ПЕРВОЕ ПОКОЛЕНИЕ ДЖОНОВ БЛЭКОВ.
(ЭРА ПАРАПСИХОЛОГИИ, ПЕРИОД АМОРАЛЬНОЙ МОРАЛИ, ЭПОХА “ВОЛШЕБНОГО ГОРШОЧКА”).
Нет ничего скучнее организованного туризма, подумал я, когда наш автобус остановился около очередной стандартной гостиницы, на этот раз расположенной на улице маленького швейцарского городка в самом центре Альп. И стоило уезжать за тысячи километров, чтобы увидеть добрый десяток совершенно одинаковых комнат со стандартным набором минимальных человеческих удобств.
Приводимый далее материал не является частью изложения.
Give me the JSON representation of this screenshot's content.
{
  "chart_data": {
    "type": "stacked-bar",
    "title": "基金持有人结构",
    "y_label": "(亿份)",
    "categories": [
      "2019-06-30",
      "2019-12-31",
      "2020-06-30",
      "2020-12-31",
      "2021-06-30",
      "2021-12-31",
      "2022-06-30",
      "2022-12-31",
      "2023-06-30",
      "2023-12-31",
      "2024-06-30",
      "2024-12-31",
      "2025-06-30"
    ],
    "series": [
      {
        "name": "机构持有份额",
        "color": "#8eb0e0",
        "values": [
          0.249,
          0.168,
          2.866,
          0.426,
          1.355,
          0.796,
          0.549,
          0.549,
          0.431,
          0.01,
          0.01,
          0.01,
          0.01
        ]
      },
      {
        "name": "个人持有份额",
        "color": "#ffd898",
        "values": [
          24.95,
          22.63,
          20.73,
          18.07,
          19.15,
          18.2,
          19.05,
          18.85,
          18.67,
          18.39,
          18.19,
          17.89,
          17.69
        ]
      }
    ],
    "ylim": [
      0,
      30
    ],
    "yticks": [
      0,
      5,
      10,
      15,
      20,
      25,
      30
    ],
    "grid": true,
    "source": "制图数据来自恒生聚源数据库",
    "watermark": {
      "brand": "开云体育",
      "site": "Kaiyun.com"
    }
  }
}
Насколько интереснее была жизнь путешественников, хотя бы начала XIX века. Если мы попадаем из гостиницы в гостиницу, даже не успев соскучиться в салоне комфортабельного самолёта или сверхскоростного экспресса, то они должны были трястись и глотать пыль в экипажах, пролетках и каретах, стирать кожу в кровь о спины верховых верблюдов и лошадей. Зато, какой восторг они испытывали, просто-напросто добравшись хоть до какого-нибудь места ночлега, я уж не говорю о цели путешествия или о его конце. А с какой чувственной жаждой, наверняка, вонзали они свои зубы в любой ужин жди обед, который им, наконец-то, подавали: от сдобренного половина на половину красным перцем лагмана до поджаренного на углях слонового хобота. Нам же остаётся только ленивое пережёвывание полусинтетического бифштекса, одинакового, как только может быть одинаков кусок плохо обработанного мяса, от Новой Гвинеи до ресторана напротив Вашего дома.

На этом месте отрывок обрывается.